Whether you like him or not, there’s no doubt that most people know the name Conor McGregor these days. He’s a one man promotional machine with a strong understanding that his ‘brand’ only gets out there if people are talking, and that doesn’t just happen through training and fighting well. He may be a a UFC fighter but McGregor has evolved into so much more than that. He’s much closer to a WWE wrestler in terms of the way he promotes his fights, cutting promos and trash talking his way into the headlines. That style isn’t for everyone and certainly rubs a lot of people the wrong way but does Conor care? Clearly not when he’s walking around with expensive suits and driving fast cars. But the burning question is what is it like to be a UFC fighter behind the facade and away from the media? New documentary Notorious, pitched as the ‘official account of the rise of a sporting icon,’ looks to give us a peek behind the curtain at who the real Conor McGregor is.
Documentaries are tough to produce. There’s always some sort of agenda behind them, very rarely showing all sides to the story, and you have to accept that you’re only seeing what the director decides to show you. That construct of truth means that you’re not really getting the truth at all but that doesn’t mean they can’t be an entertaining and interesting watch. That’s what Notorious is – an intriguing and curious look at the man that is Conor McGregor but nothing entirely groundbreaking. Not every documentary can break down walls, expose hidden secrets or change the world and director Gavin Fitzgerald doesn’t look to do that. Instead we’re made to feel like we’re lucky to be invited along to McGregor’s world, something very few people get to be a part of, and it’s sold as the place to be in 2017. As a viewer we’re now treated as a member of the elite.
Whether you’re a UFC fan or not really isn’t that relevant to your enjoyment of Notorious. McGregor is such a fascinating character that you soon become absorbed in his approach to life and his work ethic. He’s an undoubtedly smart man and his knowledge of playing the media game is second to none. He takes calculated risks where necessary but on the whole he never gets too out of his depth.
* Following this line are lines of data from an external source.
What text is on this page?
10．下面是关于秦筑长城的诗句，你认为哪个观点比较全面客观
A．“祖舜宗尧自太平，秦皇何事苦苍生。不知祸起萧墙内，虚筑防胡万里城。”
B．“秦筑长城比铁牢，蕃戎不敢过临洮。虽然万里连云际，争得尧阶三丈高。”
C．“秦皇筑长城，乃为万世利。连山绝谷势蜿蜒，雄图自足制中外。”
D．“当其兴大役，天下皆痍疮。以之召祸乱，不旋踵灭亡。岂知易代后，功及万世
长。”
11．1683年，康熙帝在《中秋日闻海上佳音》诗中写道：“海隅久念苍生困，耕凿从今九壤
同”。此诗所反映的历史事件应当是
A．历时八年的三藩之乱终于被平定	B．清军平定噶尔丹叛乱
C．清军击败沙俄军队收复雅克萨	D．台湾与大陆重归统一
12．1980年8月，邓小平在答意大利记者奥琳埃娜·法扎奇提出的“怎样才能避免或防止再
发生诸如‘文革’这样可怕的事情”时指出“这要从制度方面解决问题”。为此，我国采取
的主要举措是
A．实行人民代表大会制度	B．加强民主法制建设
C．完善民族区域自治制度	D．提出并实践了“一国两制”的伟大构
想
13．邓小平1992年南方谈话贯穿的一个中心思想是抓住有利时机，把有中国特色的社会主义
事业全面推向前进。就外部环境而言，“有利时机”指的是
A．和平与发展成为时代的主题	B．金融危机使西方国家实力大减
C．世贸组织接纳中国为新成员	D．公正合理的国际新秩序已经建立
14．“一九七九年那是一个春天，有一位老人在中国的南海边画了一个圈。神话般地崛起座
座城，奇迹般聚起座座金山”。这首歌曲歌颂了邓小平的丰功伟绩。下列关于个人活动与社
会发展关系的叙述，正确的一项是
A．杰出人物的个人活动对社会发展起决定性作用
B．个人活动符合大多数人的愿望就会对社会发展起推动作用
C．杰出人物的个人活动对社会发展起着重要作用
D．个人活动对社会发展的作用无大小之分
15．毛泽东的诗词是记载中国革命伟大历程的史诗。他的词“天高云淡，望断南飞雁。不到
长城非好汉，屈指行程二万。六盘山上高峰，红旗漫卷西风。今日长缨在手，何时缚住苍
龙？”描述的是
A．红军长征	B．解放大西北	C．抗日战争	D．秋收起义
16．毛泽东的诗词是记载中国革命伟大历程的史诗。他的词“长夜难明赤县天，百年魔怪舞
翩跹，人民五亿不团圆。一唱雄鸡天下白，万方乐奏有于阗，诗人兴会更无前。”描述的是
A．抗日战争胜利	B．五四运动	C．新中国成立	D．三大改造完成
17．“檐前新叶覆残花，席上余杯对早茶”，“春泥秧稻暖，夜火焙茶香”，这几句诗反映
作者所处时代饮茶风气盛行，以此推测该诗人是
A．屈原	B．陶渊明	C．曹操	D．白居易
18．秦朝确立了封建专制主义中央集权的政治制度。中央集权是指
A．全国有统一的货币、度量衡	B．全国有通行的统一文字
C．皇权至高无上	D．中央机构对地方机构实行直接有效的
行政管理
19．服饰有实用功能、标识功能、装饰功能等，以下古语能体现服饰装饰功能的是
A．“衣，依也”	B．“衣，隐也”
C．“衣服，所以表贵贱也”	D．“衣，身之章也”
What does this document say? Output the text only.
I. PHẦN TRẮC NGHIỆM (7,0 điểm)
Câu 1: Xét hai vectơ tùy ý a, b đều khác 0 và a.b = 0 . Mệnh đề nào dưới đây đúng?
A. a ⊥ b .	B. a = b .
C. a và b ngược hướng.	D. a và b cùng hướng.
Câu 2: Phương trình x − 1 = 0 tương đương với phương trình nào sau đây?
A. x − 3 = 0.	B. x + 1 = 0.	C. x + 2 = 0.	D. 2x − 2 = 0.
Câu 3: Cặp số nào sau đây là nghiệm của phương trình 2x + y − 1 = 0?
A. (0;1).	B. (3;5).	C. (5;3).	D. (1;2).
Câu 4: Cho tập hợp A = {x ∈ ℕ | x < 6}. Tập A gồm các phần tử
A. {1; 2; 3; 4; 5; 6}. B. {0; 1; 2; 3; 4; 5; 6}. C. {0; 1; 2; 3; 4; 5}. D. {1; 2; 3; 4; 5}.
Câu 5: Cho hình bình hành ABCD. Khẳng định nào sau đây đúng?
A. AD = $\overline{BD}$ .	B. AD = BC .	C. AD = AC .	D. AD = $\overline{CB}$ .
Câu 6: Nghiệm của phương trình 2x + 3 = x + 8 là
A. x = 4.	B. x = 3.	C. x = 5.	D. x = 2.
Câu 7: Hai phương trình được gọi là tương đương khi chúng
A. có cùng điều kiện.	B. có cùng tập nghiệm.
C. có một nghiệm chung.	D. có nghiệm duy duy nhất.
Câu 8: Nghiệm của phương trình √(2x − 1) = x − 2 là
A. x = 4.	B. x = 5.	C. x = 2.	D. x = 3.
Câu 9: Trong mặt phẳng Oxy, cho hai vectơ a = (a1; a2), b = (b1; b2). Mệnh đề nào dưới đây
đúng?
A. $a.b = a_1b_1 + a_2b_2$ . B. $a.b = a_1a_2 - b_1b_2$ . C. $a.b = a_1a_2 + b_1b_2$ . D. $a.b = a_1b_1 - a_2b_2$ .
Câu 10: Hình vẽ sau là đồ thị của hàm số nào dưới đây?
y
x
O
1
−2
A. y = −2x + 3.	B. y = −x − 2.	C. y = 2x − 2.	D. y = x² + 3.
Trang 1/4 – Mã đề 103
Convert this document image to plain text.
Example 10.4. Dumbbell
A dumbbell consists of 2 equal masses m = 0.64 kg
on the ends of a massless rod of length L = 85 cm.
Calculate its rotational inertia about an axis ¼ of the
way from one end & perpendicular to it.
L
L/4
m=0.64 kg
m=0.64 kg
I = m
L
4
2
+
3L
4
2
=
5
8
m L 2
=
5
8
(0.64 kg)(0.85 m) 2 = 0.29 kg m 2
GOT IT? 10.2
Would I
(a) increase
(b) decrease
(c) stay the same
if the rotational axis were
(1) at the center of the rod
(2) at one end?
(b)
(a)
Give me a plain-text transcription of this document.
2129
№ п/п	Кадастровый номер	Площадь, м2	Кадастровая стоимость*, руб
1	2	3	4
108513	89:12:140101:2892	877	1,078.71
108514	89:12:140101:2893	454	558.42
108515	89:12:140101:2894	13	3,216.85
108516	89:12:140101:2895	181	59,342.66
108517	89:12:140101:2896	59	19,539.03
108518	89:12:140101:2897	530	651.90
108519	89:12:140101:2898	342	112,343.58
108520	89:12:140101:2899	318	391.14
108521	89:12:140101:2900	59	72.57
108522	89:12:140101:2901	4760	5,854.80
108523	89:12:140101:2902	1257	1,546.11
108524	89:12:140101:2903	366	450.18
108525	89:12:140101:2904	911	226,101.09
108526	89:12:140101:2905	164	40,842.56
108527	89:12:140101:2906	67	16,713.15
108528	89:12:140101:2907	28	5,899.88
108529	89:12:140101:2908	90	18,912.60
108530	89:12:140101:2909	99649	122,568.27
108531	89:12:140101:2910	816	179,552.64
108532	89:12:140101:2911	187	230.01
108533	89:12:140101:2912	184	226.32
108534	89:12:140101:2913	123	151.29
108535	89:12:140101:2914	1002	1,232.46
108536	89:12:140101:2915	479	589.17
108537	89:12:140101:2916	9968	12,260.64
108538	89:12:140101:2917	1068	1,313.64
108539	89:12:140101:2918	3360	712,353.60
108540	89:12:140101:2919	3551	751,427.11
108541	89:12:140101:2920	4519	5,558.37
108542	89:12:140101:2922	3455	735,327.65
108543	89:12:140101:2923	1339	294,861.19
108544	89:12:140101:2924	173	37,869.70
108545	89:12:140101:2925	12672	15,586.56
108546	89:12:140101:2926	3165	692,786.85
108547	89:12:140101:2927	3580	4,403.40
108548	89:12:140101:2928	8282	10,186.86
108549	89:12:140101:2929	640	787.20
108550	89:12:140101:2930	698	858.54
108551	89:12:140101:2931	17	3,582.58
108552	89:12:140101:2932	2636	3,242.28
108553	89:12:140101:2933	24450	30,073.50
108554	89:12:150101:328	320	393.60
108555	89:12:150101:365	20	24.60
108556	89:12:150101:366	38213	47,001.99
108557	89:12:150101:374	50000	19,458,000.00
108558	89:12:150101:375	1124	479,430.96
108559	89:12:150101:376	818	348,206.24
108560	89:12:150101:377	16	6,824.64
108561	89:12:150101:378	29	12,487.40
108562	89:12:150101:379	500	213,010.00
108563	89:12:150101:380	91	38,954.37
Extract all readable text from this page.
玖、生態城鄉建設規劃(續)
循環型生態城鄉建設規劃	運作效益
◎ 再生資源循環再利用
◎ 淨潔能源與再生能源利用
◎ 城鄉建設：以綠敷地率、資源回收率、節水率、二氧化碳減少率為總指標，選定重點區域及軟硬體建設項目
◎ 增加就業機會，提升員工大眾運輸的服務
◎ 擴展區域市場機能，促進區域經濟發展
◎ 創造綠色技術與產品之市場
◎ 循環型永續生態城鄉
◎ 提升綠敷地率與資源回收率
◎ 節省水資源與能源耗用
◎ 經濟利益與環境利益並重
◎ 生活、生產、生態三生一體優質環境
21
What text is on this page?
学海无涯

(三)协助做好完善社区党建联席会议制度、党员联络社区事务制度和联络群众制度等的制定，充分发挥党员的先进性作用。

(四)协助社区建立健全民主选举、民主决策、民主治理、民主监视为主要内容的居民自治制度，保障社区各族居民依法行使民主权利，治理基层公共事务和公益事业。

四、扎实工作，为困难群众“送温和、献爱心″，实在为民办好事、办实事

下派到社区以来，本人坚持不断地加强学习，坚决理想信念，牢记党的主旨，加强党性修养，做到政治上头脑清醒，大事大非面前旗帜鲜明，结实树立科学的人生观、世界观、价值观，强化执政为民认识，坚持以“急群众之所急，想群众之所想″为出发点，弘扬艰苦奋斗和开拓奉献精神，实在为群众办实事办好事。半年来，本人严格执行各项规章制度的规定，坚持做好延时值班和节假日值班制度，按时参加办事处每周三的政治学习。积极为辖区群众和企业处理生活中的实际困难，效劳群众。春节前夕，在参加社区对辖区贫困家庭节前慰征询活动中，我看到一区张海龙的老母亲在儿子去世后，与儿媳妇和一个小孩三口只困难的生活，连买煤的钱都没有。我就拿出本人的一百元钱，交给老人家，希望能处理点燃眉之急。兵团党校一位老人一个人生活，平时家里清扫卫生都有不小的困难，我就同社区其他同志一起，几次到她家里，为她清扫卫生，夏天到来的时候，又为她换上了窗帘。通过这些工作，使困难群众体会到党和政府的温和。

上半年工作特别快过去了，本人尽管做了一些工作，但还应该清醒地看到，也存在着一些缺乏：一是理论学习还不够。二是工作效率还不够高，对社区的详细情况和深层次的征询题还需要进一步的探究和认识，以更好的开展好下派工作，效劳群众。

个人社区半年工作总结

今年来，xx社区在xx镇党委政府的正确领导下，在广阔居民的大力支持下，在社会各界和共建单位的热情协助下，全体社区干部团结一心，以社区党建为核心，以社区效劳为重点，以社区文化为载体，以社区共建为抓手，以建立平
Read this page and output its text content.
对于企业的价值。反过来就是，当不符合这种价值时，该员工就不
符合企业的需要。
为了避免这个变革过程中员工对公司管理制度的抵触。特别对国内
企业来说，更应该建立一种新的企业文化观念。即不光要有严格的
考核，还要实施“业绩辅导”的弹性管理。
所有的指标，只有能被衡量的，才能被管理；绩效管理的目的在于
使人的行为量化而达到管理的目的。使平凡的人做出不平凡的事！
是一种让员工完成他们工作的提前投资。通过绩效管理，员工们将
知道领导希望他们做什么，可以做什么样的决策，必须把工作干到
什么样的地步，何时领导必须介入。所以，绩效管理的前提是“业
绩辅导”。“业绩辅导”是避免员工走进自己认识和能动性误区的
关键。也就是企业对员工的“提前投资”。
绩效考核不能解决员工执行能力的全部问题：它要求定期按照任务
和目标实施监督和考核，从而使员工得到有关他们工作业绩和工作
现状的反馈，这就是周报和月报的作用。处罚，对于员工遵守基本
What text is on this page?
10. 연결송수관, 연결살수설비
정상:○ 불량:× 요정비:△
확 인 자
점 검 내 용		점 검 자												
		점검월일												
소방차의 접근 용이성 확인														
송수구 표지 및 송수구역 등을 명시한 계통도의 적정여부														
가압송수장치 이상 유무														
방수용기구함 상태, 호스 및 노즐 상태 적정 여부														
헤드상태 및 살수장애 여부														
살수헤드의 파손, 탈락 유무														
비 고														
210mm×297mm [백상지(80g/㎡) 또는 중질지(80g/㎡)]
He works hard for his successes and has such self-belief that it’s easy to get caught up in the hype, and more often than not he’s in complete control. That’s the feeling you get with Notorious too – this is all about how much Conor wants to allow us to see, and it’s just enough to titillate but never to expose. From where he’s come from to where he is now McGregor’s story is undoubtedly a journey worth following and you do end up respecting the man behind the loud-mouth front more than ever.
His personal relationships make him a better man and he never forgets where he’s come from. Conor has been with Dee Devlin since 2008 and is clearly a loyal husband and recent father and his motivation comes from a good place. He wants to be the best, he sees himself as the best at anything he puts his mind to, and he’s certainly come a long way from fighting in Dublin. Here we speed through his earlier career which is a shame but understandably there’s far more footage from UFC and his rivalries with José Aldo and Nate Diaz. Both provided emotional rollercoasters including injuries, trash talking and setbacks but overall McGregor always finds a way to come out on top. It’s important to see how much effort he puts in to his fitness and fighting as it really puts that mouthy Irishman image into perspective and allows you to see him in a whole new light. Plus when he gets childishly excited at Arnie being at his house you just know you’d react the same.
The truth is that after the 90 minutes we spend looking at Conor and his life, you almost feel like you haven’t even scratched the surface. Fitzgerald has done a fantastic job of capturing some iconic moments and it’s a credit to him that you come out of Notorious wishing it could have been a series rather than a short documentary. It’s a simple case of being restricted by the medium and the running time and having to make editing choices too. The time jumps you would love to have filled in and other areas could easily have been elaborated on, and you could argue with the Alvarez and Mayweather fights this documentary was almost made too soon. For what it is Notorious is a decent look at one of the biggest names in the world currently and well worth a watch. Just don’t expect a completely fulfilling documentary piece as you’ll undoubtedly be hungry for more. After watching this it’s hard to disagree with Conor McGregor’s place in fighting history.
Director: Gavin Fitzgerald
Cast: Conor McGregor, Dana White, Nate Diaz, José Aldo, Dee Devlin, Arnold Schwarzenegger
Run time: 90 mins
Notorious is available on Blu-Ray, DVD and Digital now.